Platons und Aristoteles‘ positive und negative Mimesis im Hinblick auf Kafkas „Ein Bericht über eine Akademie“
Im Alltag begegnen uns immer wieder mimetische Handlungen: Kleinkinder ahmen die Menschen in ihrer Umgebung nach und lernen dadurch das Gehen und Sprechen oder Teenager suchen sich Idole und versuchen diesen in Äußerlichkeiten nachzueifern. Mimesis lässt sich jedoch nicht nur im Privaten finden, sondern auch in der Öffentlichkeit, in der aktuelle Modestile nachgeahmt werden, Landschaften oder Objekte von Künstlern auf Leinwand gebannt oder Lieder komponiert werden, welche die Stimmungen und Emotionen der Komponisten nachahmen und wiederspiegeln.
Das Mimetische scheint allgegenwärtig zu sein, doch ist das nicht nur heutzutage der Fall, sondern bereits seit Jahrtausenden.
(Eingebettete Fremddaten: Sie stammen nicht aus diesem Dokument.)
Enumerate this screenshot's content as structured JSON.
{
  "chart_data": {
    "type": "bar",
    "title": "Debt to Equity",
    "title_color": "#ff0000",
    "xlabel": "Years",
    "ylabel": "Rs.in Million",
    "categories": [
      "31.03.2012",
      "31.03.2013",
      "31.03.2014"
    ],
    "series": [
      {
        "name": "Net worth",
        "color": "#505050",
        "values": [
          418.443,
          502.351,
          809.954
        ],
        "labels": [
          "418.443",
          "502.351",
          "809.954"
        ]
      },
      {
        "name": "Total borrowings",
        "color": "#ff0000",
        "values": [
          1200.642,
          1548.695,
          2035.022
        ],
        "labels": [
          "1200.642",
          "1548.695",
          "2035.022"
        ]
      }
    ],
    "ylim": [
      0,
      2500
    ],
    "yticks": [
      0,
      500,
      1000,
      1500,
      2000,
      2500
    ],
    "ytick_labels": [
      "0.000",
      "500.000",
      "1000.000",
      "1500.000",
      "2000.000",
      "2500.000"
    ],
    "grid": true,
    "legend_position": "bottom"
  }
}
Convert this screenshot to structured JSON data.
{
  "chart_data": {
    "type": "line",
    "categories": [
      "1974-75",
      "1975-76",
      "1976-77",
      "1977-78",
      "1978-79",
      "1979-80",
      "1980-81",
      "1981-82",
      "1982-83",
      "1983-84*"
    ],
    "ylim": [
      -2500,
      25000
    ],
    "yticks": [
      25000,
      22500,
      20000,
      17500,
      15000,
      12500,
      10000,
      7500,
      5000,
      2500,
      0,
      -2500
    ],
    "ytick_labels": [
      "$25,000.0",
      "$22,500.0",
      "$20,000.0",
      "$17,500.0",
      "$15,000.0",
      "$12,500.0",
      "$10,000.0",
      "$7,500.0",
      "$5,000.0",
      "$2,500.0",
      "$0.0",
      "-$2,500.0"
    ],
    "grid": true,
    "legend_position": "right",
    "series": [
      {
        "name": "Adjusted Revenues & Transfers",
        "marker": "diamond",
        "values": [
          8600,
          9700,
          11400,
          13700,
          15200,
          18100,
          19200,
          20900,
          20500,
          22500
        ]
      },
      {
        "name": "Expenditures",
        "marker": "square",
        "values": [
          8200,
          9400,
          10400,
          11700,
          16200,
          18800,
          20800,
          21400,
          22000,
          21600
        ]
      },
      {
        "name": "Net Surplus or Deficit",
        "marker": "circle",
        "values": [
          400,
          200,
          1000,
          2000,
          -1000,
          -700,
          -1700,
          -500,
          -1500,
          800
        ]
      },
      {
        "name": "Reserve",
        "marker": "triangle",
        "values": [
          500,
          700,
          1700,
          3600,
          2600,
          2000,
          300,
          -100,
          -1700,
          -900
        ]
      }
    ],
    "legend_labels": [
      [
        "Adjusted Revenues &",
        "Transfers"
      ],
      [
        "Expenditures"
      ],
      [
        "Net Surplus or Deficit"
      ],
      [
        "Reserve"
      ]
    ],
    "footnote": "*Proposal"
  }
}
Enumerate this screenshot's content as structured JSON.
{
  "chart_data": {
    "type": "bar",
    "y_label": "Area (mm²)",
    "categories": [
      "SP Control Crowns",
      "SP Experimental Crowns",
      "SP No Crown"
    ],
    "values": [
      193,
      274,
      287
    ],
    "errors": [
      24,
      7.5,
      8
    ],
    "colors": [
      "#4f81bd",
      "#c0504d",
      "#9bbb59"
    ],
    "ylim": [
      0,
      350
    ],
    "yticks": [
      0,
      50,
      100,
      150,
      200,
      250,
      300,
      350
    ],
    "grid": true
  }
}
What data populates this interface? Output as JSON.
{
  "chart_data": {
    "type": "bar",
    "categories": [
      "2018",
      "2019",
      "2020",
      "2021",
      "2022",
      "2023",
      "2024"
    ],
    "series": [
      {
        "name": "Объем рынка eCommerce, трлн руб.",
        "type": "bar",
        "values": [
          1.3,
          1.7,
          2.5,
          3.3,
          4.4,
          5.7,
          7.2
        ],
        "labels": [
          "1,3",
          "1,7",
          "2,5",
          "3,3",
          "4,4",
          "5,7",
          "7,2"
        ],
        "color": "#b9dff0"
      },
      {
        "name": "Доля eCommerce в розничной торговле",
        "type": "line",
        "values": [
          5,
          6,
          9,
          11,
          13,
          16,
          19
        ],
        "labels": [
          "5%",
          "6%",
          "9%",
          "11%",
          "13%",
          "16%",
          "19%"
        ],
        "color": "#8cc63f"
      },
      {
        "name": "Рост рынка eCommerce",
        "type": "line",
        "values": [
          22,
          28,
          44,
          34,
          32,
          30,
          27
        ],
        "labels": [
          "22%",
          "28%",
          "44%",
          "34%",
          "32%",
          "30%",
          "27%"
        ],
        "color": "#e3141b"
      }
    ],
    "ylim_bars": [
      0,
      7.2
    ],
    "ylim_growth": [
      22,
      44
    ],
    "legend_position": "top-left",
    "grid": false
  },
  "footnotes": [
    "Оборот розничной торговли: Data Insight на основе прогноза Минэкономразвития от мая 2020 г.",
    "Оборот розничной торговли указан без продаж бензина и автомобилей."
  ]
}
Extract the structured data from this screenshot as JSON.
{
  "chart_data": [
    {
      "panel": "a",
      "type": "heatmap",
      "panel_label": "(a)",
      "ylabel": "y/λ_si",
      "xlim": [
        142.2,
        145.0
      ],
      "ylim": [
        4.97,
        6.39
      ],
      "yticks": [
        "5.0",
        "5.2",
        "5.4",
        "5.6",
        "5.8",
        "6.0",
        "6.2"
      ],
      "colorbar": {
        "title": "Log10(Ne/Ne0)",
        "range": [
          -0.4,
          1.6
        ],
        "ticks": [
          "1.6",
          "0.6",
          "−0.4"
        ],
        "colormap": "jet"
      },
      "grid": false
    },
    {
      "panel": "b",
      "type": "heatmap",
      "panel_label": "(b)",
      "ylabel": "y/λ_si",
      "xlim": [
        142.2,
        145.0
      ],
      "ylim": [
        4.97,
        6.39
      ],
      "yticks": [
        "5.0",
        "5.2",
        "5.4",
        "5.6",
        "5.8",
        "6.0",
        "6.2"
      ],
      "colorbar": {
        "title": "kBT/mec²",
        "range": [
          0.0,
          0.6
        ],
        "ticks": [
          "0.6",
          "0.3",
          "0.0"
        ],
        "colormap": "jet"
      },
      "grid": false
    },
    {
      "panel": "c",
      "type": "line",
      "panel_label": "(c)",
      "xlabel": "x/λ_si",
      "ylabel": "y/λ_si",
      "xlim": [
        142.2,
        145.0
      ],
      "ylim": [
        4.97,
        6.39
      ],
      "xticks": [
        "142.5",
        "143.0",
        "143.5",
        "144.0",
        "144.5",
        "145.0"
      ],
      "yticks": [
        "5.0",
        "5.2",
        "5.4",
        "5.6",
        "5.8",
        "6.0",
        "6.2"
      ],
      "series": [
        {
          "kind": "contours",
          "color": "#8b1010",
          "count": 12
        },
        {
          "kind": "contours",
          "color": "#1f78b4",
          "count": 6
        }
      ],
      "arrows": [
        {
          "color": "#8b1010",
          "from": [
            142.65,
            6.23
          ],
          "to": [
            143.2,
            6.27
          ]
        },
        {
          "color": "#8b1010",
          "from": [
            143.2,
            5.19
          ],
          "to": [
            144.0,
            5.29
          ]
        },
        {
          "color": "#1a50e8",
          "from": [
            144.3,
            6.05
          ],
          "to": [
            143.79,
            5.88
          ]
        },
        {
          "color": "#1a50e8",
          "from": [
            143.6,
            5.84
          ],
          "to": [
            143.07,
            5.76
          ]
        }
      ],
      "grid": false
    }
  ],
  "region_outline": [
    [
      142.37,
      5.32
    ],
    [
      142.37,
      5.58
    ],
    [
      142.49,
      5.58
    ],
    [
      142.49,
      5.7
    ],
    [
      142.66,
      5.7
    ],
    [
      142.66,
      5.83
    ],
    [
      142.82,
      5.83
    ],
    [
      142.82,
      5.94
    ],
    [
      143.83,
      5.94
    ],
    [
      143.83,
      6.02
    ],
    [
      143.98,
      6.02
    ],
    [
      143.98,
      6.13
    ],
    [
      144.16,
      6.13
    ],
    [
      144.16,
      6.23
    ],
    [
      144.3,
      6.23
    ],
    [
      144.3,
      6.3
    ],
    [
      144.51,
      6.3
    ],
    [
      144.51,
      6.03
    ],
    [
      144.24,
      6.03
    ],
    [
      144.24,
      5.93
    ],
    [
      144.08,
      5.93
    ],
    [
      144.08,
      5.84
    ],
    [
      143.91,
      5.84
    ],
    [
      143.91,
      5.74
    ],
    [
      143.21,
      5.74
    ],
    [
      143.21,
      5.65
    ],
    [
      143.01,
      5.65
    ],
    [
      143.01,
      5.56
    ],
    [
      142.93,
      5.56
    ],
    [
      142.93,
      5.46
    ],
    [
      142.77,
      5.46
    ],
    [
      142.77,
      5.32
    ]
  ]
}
Denn bereits seit der Antike befassen sich Theoretiker und Philosophen immer wieder mit dem umstrittenen Prinzip der Mimesis im Bereich der Künste.[1] Der altgriechische Begriff mímésis bezeichnet die Form der Nachahmung bzw. die Darstellung der Wirklichkeit.[2] Die Funktion der Wiedergabe des Realen bildet die Grundlage der Streitigkeiten um die Bedeutung der Mimesis, da es Befürworter gibt, die das Mimetische als etwas Natürliches und Förderndes empfinden, wohingegen Ablehner der Nachahmung eine Gefahr für die Seele in ihr sehen.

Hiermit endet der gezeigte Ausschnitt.